Tianbao Song


2024

pdf bib
Scale-VAE: Preventing Posterior Collapse in Variational Autoencoder
Tianbao Song | Jingbo Sun | Xin Liu | Weiming Peng
Proceedings of the 2024 Joint International Conference on Computational Linguistics, Language Resources and Evaluation (LREC-COLING 2024)

Variational autoencoder (VAE) is a widely used generative model that gains great popularity for its capability in density estimation and representation learning. However, when employing a strong autoregressive generation network, VAE tends to converge to a degenerate local optimum known as posterior collapse. In this paper, we propose a model named Scale-VAE to solve this problem.

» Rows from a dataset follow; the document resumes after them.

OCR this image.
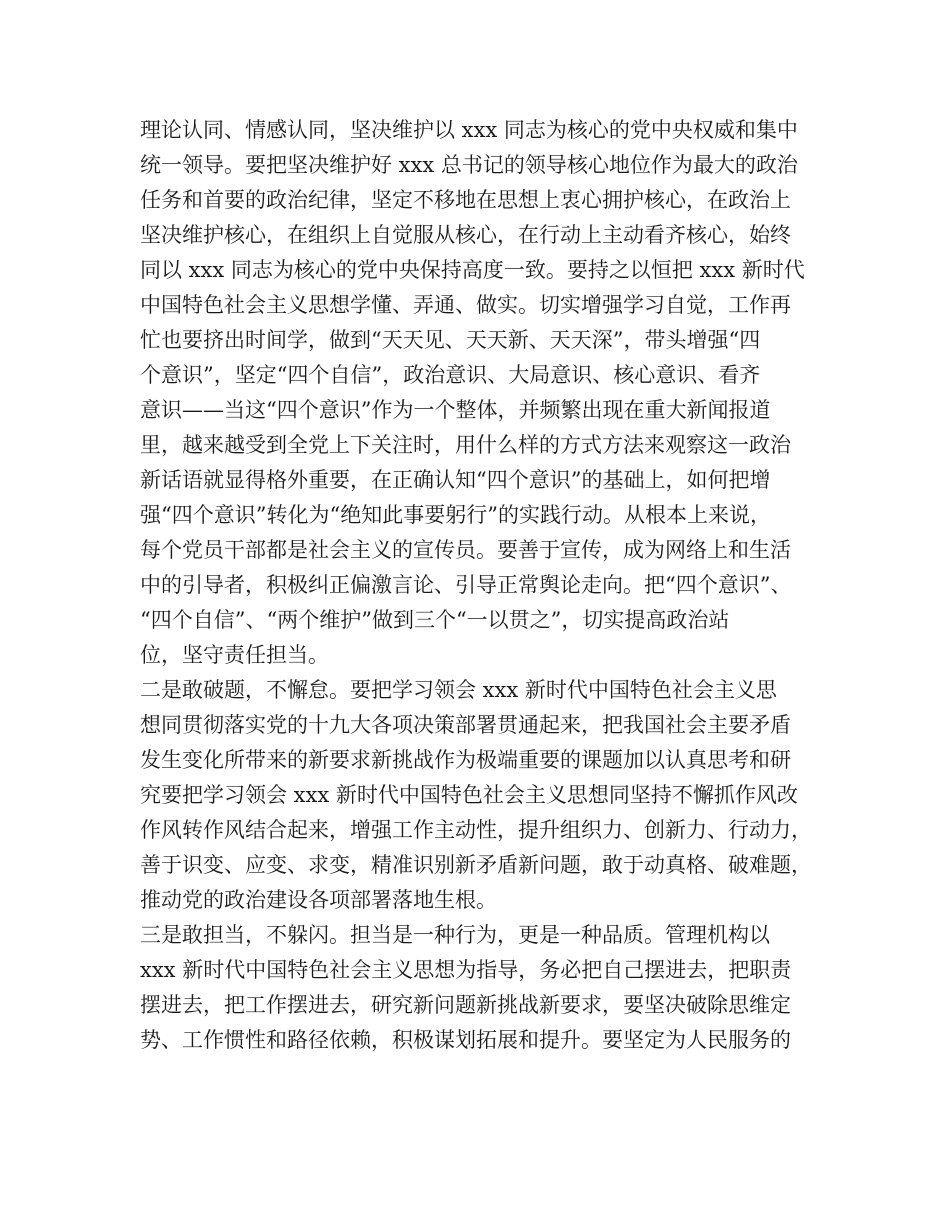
理论认同、情感认同，坚决维护以 xxx 同志为核心的党中央权威和集中
统一领导。要把坚决维护好 xxx 总书记的领导核心地位作为最大的政治
任务和首要的政治纪律，坚定不移地在思想上衷心拥护核心，在政治上
坚决维护核心，在组织上自觉服从核心，在行动上主动看齐核心，始终
同以 xxx 同志为核心的党中央保持高度一致。要持之以恒把 xxx 新时代
中国特色社会主义思想学懂、弄通、做实。切实增强学习自觉，工作再
忙也要挤出时间学，做到“天天见、天天新、天天深”，带头增强“四
个意识”，坚定“四个自信”，政治意识、大局意识、核心意识、看齐
意识——当这“四个意识”作为一个整体，并频繁出现在重大新闻报道
里，越来越受到全党上下关注时，用什么样的方式方法来观察这一政治
新话语就显得格外重要，在正确认知“四个意识”的基础上，如何把增
强“四个意识”转化为“绝知此事要躬行”的实践行动。从根本上来说，
每个党员干部都是社会主义的宣传员。要善于宣传，成为网络上和生活
中的引导者，积极纠正偏激言论、引导正常舆论走向。把“四个意识”、
“四个自信”、“两个维护”做到三个“一以贯之”，切实提高政治站
位，坚守责任担当。
二是敢破题，不懈怠。要把学习领会 xxx 新时代中国特色社会主义思
想同贯彻落实党的十九大各项决策部署贯通起来，把我国社会主要矛盾
发生变化所带来的新要求新挑战作为极端重要的课题加以认真思考和研
究要把学习领会 xxx 新时代中国特色社会主义思想同坚持不懈抓作风改
作风转作风结合起来，增强工作主动性，提升组织力、创新力、行动力，
善于识变、应变、求变，精准识别新矛盾新问题，敢于动真格、破难题，
推动党的政治建设各项部署落地生根。
三是敢担当，不躲闪。担当是一种行为，更是一种品质。管理机构以
xxx 新时代中国特色社会主义思想为指导，务必把自己摆进去，把职责
摆进去，把工作摆进去，研究新问题新挑战新要求，要坚决破除思维定
势、工作惯性和路径依赖，积极谋划拓展和提升。要坚定为人民服务的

Scale-VAE does not force the KL term to be larger than a positive constant, but aims to make the latent variables easier to be exploited by the generation network. Specifically, each dimension of the mean for the approximate posterior distribution is multiplied by a factor to keep that dimension discriminative across data instances. The same factors are used for all data instances so as not to change the relative relationship between the posterior distributions. Latent variables from the scaled-up posteriors are fed into the generation network, but the original posteriors are still used to calculate the KL term. In this way, Scale-VAE can solve the posterior collapse problem with a training cost similar to or even lower than the basic VAE. Experimental results show that Scale-VAE outperforms state-of-the-art models in density estimation, representation learning, and consistency of the latent space, and is competitive with other models in generation.